The court has also asked the Mumbai Metro Rail Corporation Limited (MMRCL) to file an undertaking that it would adhere to all environmental rules while constructing Metro-3 and will replant trees that will be cut down during the work. The court also set up a committee comprising two working high court judges, which will deal with the complainant regarding tree felling for the project. The Metro-3 project is worth around Rs 23,000 crore and encompasses a 33-km-long underground network.

A division bench of Justice Manjula Chellur and Justice G.S. Kulkarni was hearing petition filed by Neena Verma and Pervin Jehangir, residents of south Mumbai who alleged that 5,000 trees are to be cut while constructing Metro-3.

The petitioners also brought to the notice of the court that a proposed Metro station falls under a coastal regulation zone and the state government had not taken requisite permission for the same from the Union environment ministry.

The court asked the MMRCL to give an undertaking that if it cuts one tree, it will replant another in the same vicinity after the completion of the project. The court has said that the secretary of Maharashtra State Legal Services Authority and deputy registrar of the Bombay high court would oversee the MMRCL’s undertaking. The court also clarified that a compliance report would have to be submitted before the committee of two high court judges every month.

The bench observed, “The Metro project will help the city’s prosperity grow. If we take a harsh stand, which the petitioners want, it is impossible to conduct development work in the city.”

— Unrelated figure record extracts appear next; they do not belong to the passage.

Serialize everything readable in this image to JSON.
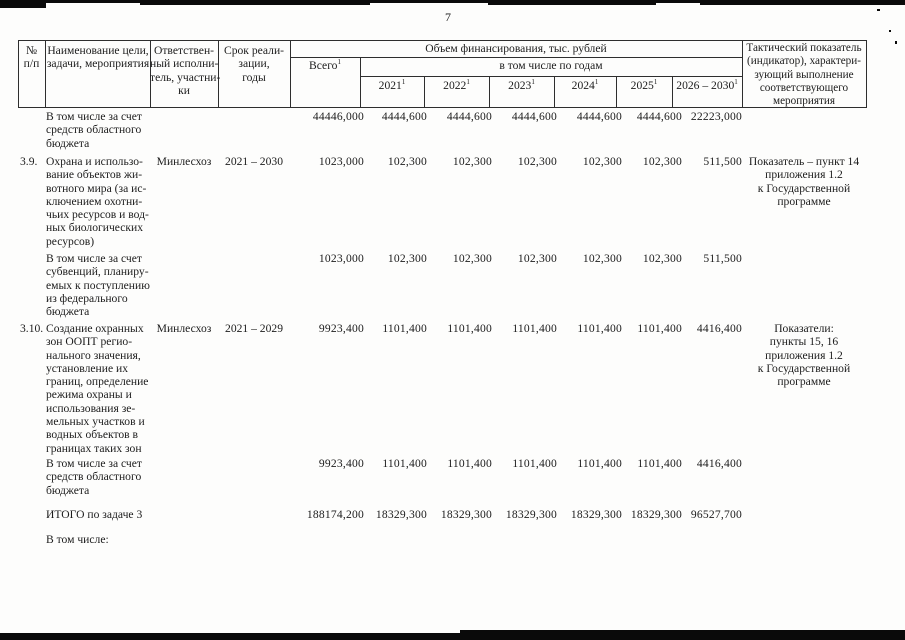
{
  "page_number": "7",
  "table": {
    "header": {
      "num": "№\nп/п",
      "name": "Наименование цели,\nзадачи, мероприятия",
      "executor": "Ответствен-\nный исполни-\nтель, участни-\nки",
      "term": "Срок реали-\nзации,\nгоды",
      "finance_title": "Объем финансирования, тыс. рублей",
      "total_label": "Всего",
      "footnote_mark": "1",
      "by_years_label": "в том числе по годам",
      "year_columns": [
        "2021",
        "2022",
        "2023",
        "2024",
        "2025",
        "2026 – 2030"
      ],
      "indicator": "Тактический показатель\n(индикатор), характери-\nзующий выполнение\nсоответствующего\nмероприятия"
    },
    "rows": [
      {
        "num": "",
        "name": "В том числе за счет\nсредств областного\nбюджета",
        "executor": "",
        "term": "",
        "values": [
          "44446,000",
          "4444,600",
          "4444,600",
          "4444,600",
          "4444,600",
          "4444,600",
          "22223,000"
        ],
        "indicator": ""
      },
      {
        "num": "3.9.",
        "name": "Охрана и использо-\nвание объектов жи-\nвотного мира (за ис-\nключением охотни-\nчьих ресурсов и вод-\nных биологических\nресурсов)",
        "executor": "Минлесхоз",
        "term": "2021 – 2030",
        "values": [
          "1023,000",
          "102,300",
          "102,300",
          "102,300",
          "102,300",
          "102,300",
          "511,500"
        ],
        "indicator": "Показатель – пункт 14\nприложения 1.2\nк Государственной\nпрограмме"
      },
      {
        "num": "",
        "name": "В том числе за счет\nсубвенций, планиру-\nемых к поступлению\nиз федерального\nбюджета",
        "executor": "",
        "term": "",
        "values": [
          "1023,000",
          "102,300",
          "102,300",
          "102,300",
          "102,300",
          "102,300",
          "511,500"
        ],
        "indicator": ""
      },
      {
        "num": "3.10.",
        "name": "Создание охранных\nзон ООПТ регио-\nнального значения,\nустановление их\nграниц, определение\nрежима охраны и\nиспользования зе-\nмельных участков и\nводных объектов в\nграницах таких зон",
        "executor": "Минлесхоз",
        "term": "2021 – 2029",
        "values": [
          "9923,400",
          "1101,400",
          "1101,400",
          "1101,400",
          "1101,400",
          "1101,400",
          "4416,400"
        ],
        "indicator": "Показатели:\nпункты 15, 16\nприложения 1.2\nк Государственной\nпрограмме"
      },
      {
        "num": "",
        "name": "В том числе за счет\nсредств областного\nбюджета",
        "executor": "",
        "term": "",
        "values": [
          "9923,400",
          "1101,400",
          "1101,400",
          "1101,400",
          "1101,400",
          "1101,400",
          "4416,400"
        ],
        "indicator": ""
      },
      {
        "num": "",
        "name": "ИТОГО по задаче 3",
        "executor": "",
        "term": "",
        "values": [
          "188174,200",
          "18329,300",
          "18329,300",
          "18329,300",
          "18329,300",
          "18329,300",
          "96527,700"
        ],
        "indicator": ""
      },
      {
        "num": "",
        "name": "В том числе:",
        "executor": "",
        "term": "",
        "values": [
          "",
          "",
          "",
          "",
          "",
          "",
          ""
        ],
        "indicator": ""
      }
    ]
  }
}
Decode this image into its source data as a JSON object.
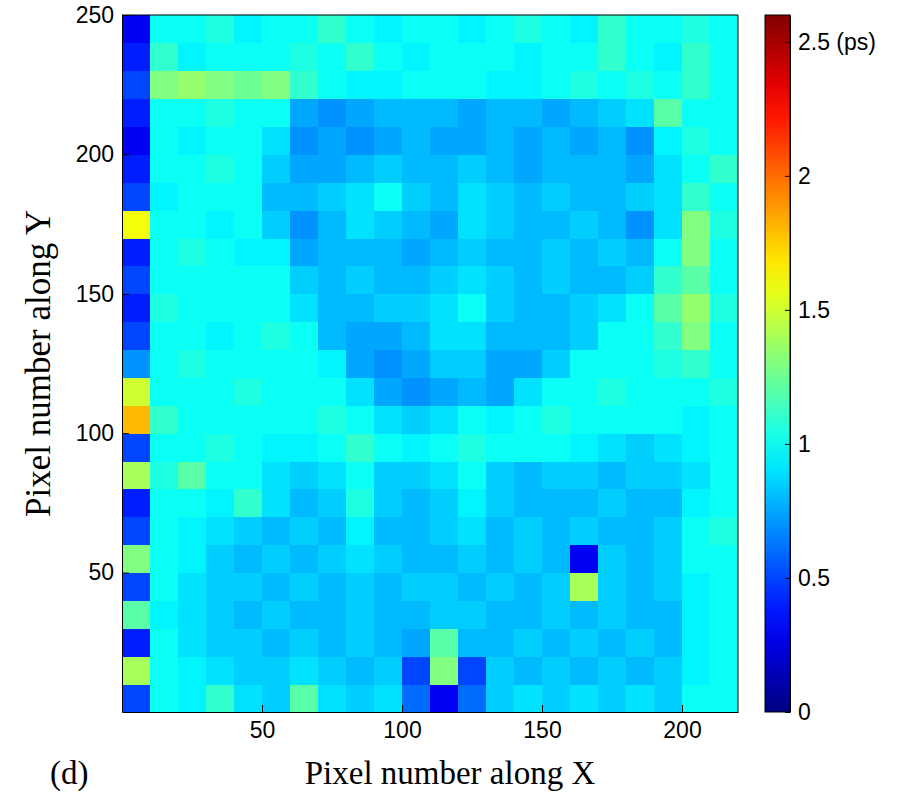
{
  "chart_data": {
    "type": "heatmap",
    "panel_label": "(d)",
    "x_label": "Pixel number along X",
    "y_label": "Pixel number along Y",
    "xlim": [
      0,
      220
    ],
    "ylim": [
      0,
      250
    ],
    "xticks": [
      50,
      100,
      150,
      200
    ],
    "yticks": [
      50,
      100,
      150,
      200,
      250
    ],
    "x": [
      5,
      15,
      25,
      35,
      45,
      55,
      65,
      75,
      85,
      95,
      105,
      115,
      125,
      135,
      145,
      155,
      165,
      175,
      185,
      195,
      205,
      215
    ],
    "y": [
      5,
      15,
      25,
      35,
      45,
      55,
      65,
      75,
      85,
      95,
      105,
      115,
      125,
      135,
      145,
      155,
      165,
      175,
      185,
      195,
      205,
      215,
      225,
      235,
      245
    ],
    "values": [
      [
        0.5,
        1.0,
        0.95,
        1.1,
        0.9,
        0.85,
        1.2,
        0.9,
        0.85,
        0.9,
        0.6,
        0.3,
        0.6,
        0.85,
        0.9,
        0.85,
        0.9,
        0.85,
        0.9,
        0.85,
        1.0,
        1.0
      ],
      [
        1.4,
        1.0,
        0.95,
        0.9,
        0.85,
        0.85,
        0.9,
        0.85,
        0.8,
        0.85,
        0.5,
        1.3,
        0.5,
        0.85,
        0.8,
        0.85,
        0.8,
        0.85,
        0.8,
        0.85,
        0.95,
        1.0
      ],
      [
        0.4,
        1.0,
        0.9,
        0.85,
        0.85,
        0.8,
        0.85,
        0.8,
        0.85,
        0.8,
        0.75,
        1.2,
        0.8,
        0.8,
        0.85,
        0.8,
        0.85,
        0.8,
        0.85,
        0.8,
        0.95,
        1.0
      ],
      [
        1.2,
        0.95,
        0.9,
        0.85,
        0.8,
        0.85,
        0.8,
        0.8,
        0.85,
        0.8,
        0.8,
        0.85,
        0.85,
        0.8,
        0.8,
        0.85,
        0.8,
        0.85,
        0.8,
        0.8,
        0.95,
        1.0
      ],
      [
        0.5,
        1.0,
        0.9,
        0.85,
        0.85,
        0.8,
        0.85,
        0.8,
        0.85,
        0.8,
        0.85,
        0.85,
        0.8,
        0.85,
        0.8,
        0.85,
        1.4,
        0.85,
        0.8,
        0.85,
        0.95,
        1.0
      ],
      [
        1.3,
        1.0,
        0.95,
        0.85,
        0.8,
        0.85,
        0.8,
        0.85,
        0.9,
        0.85,
        0.8,
        0.8,
        0.85,
        0.8,
        0.85,
        0.8,
        0.3,
        0.85,
        0.8,
        0.85,
        1.0,
        1.0
      ],
      [
        0.5,
        1.0,
        0.95,
        0.9,
        0.85,
        0.8,
        0.85,
        0.8,
        0.95,
        0.8,
        0.8,
        0.85,
        0.9,
        0.8,
        0.85,
        0.8,
        0.85,
        0.8,
        0.8,
        0.85,
        1.0,
        1.05
      ],
      [
        0.4,
        1.0,
        1.0,
        0.95,
        1.1,
        0.9,
        0.8,
        0.85,
        1.05,
        0.85,
        0.8,
        0.85,
        0.95,
        0.85,
        0.8,
        0.8,
        0.8,
        0.85,
        0.8,
        0.8,
        0.95,
        1.0
      ],
      [
        1.4,
        1.05,
        1.2,
        1.0,
        1.0,
        0.9,
        0.85,
        0.9,
        1.0,
        0.85,
        0.85,
        0.9,
        1.0,
        0.85,
        0.8,
        0.85,
        0.85,
        0.8,
        0.85,
        0.85,
        0.9,
        1.0
      ],
      [
        0.5,
        1.0,
        1.0,
        1.05,
        1.0,
        0.95,
        0.95,
        1.0,
        1.1,
        1.0,
        0.95,
        1.0,
        1.05,
        1.0,
        1.0,
        1.0,
        0.95,
        0.9,
        0.85,
        0.9,
        0.95,
        1.0
      ],
      [
        1.8,
        1.1,
        1.0,
        1.0,
        1.0,
        1.0,
        1.0,
        1.05,
        1.0,
        0.9,
        0.85,
        0.9,
        1.0,
        0.95,
        1.0,
        1.05,
        1.0,
        1.0,
        1.0,
        1.0,
        0.95,
        1.0
      ],
      [
        1.5,
        1.0,
        1.0,
        1.0,
        1.05,
        1.0,
        1.0,
        1.0,
        0.9,
        0.75,
        0.7,
        0.75,
        0.8,
        0.75,
        0.9,
        1.0,
        1.0,
        1.05,
        1.0,
        1.0,
        1.0,
        1.05
      ],
      [
        0.7,
        1.0,
        1.05,
        1.0,
        1.0,
        1.0,
        1.0,
        0.95,
        0.75,
        0.7,
        0.75,
        0.85,
        0.85,
        0.75,
        0.75,
        0.85,
        1.0,
        1.0,
        1.0,
        1.05,
        1.1,
        1.0
      ],
      [
        0.5,
        1.0,
        1.0,
        0.95,
        1.0,
        1.05,
        1.0,
        0.8,
        0.75,
        0.75,
        0.8,
        0.9,
        0.9,
        0.8,
        0.8,
        0.8,
        0.85,
        1.0,
        1.0,
        1.1,
        1.3,
        1.0
      ],
      [
        0.4,
        1.05,
        1.0,
        1.0,
        1.0,
        1.0,
        0.9,
        0.8,
        0.8,
        0.85,
        0.85,
        0.9,
        1.0,
        0.85,
        0.8,
        0.8,
        0.85,
        0.9,
        1.0,
        1.2,
        1.35,
        1.05
      ],
      [
        0.5,
        1.0,
        1.0,
        1.0,
        1.0,
        1.0,
        0.85,
        0.8,
        0.85,
        0.8,
        0.8,
        0.85,
        0.9,
        0.85,
        0.8,
        0.85,
        0.8,
        0.8,
        0.85,
        1.1,
        1.2,
        1.0
      ],
      [
        0.4,
        1.0,
        1.05,
        1.0,
        0.95,
        0.95,
        0.75,
        0.8,
        0.8,
        0.8,
        0.75,
        0.8,
        0.85,
        0.8,
        0.8,
        0.85,
        0.8,
        0.85,
        0.8,
        1.0,
        1.3,
        1.0
      ],
      [
        1.6,
        1.0,
        1.0,
        0.95,
        1.0,
        0.85,
        0.7,
        0.8,
        0.9,
        0.85,
        0.8,
        0.75,
        0.9,
        0.85,
        0.8,
        0.8,
        0.85,
        0.8,
        0.7,
        0.9,
        1.3,
        1.05
      ],
      [
        0.5,
        0.95,
        1.0,
        1.0,
        1.0,
        0.8,
        0.8,
        0.85,
        0.9,
        1.0,
        0.85,
        0.8,
        0.9,
        0.85,
        0.8,
        0.85,
        0.8,
        0.8,
        0.85,
        0.9,
        1.1,
        1.0
      ],
      [
        0.4,
        1.0,
        1.0,
        1.05,
        1.0,
        0.85,
        0.75,
        0.75,
        0.8,
        0.85,
        0.8,
        0.8,
        0.85,
        0.8,
        0.75,
        0.8,
        0.8,
        0.8,
        0.75,
        0.9,
        1.0,
        1.1
      ],
      [
        0.3,
        1.0,
        0.95,
        1.0,
        1.0,
        0.9,
        0.7,
        0.75,
        0.7,
        0.75,
        0.8,
        0.75,
        0.75,
        0.8,
        0.75,
        0.8,
        0.75,
        0.8,
        0.7,
        0.95,
        1.05,
        1.0
      ],
      [
        0.4,
        1.0,
        1.0,
        1.05,
        1.0,
        1.0,
        0.75,
        0.7,
        0.75,
        0.8,
        0.8,
        0.8,
        0.75,
        0.8,
        0.8,
        0.75,
        0.8,
        0.85,
        0.9,
        1.2,
        1.0,
        1.0
      ],
      [
        0.5,
        1.3,
        1.35,
        1.3,
        1.25,
        1.3,
        1.1,
        1.0,
        0.95,
        0.95,
        1.0,
        1.0,
        1.0,
        0.95,
        0.95,
        1.0,
        1.05,
        1.0,
        1.05,
        1.0,
        1.1,
        1.0
      ],
      [
        0.4,
        1.1,
        0.95,
        1.0,
        1.0,
        1.0,
        1.05,
        1.0,
        1.1,
        1.0,
        0.95,
        1.0,
        1.0,
        1.0,
        0.95,
        1.0,
        1.0,
        1.1,
        1.0,
        0.95,
        1.1,
        1.0
      ],
      [
        0.3,
        1.0,
        1.0,
        1.05,
        0.95,
        1.0,
        1.0,
        1.1,
        1.0,
        0.95,
        1.0,
        1.0,
        0.95,
        1.0,
        1.05,
        1.0,
        0.95,
        1.1,
        1.0,
        1.0,
        1.05,
        1.0
      ]
    ],
    "colorbar": {
      "range": [
        0,
        2.6
      ],
      "ticks": [
        0,
        0.5,
        1,
        1.5,
        2,
        {
          "value": 2.5,
          "label": "2.5 (ps)"
        }
      ]
    }
  }
}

The court added that the MMRCL is providing a facility to lakhs of people via the Metro.

The high court has kept the matter for further hearing in July.

Ms Verma, reacting to the court’s order, said, “I am quite disappointed. After giving a stay in February, nothing has changed from the state’s side so what was the point of the stay? We are not against the Metro project, but there is no need to cut such a large number of trees. Therefore, we sought that an expert committee be formed, which will monitor the project from the environmental perspective. But the court has not accepted this. The court has given us time to approach the Supreme Court, but as of now we have not decided to do so.”

On the last hearing, MMRCL’s counsel Aspi Chinoy had argued that if the stay were not vacated, the state government would have to bear huge losses. “The monsoon is about to come and trenches will be filled with water and barricades will also create an inconvenience to traffic,” he had said. Mr Chinoy had also said, “The MMRCL is ready to abide by the promise it has given to the court that for every tree cut, two will be planted in the same vicinity.”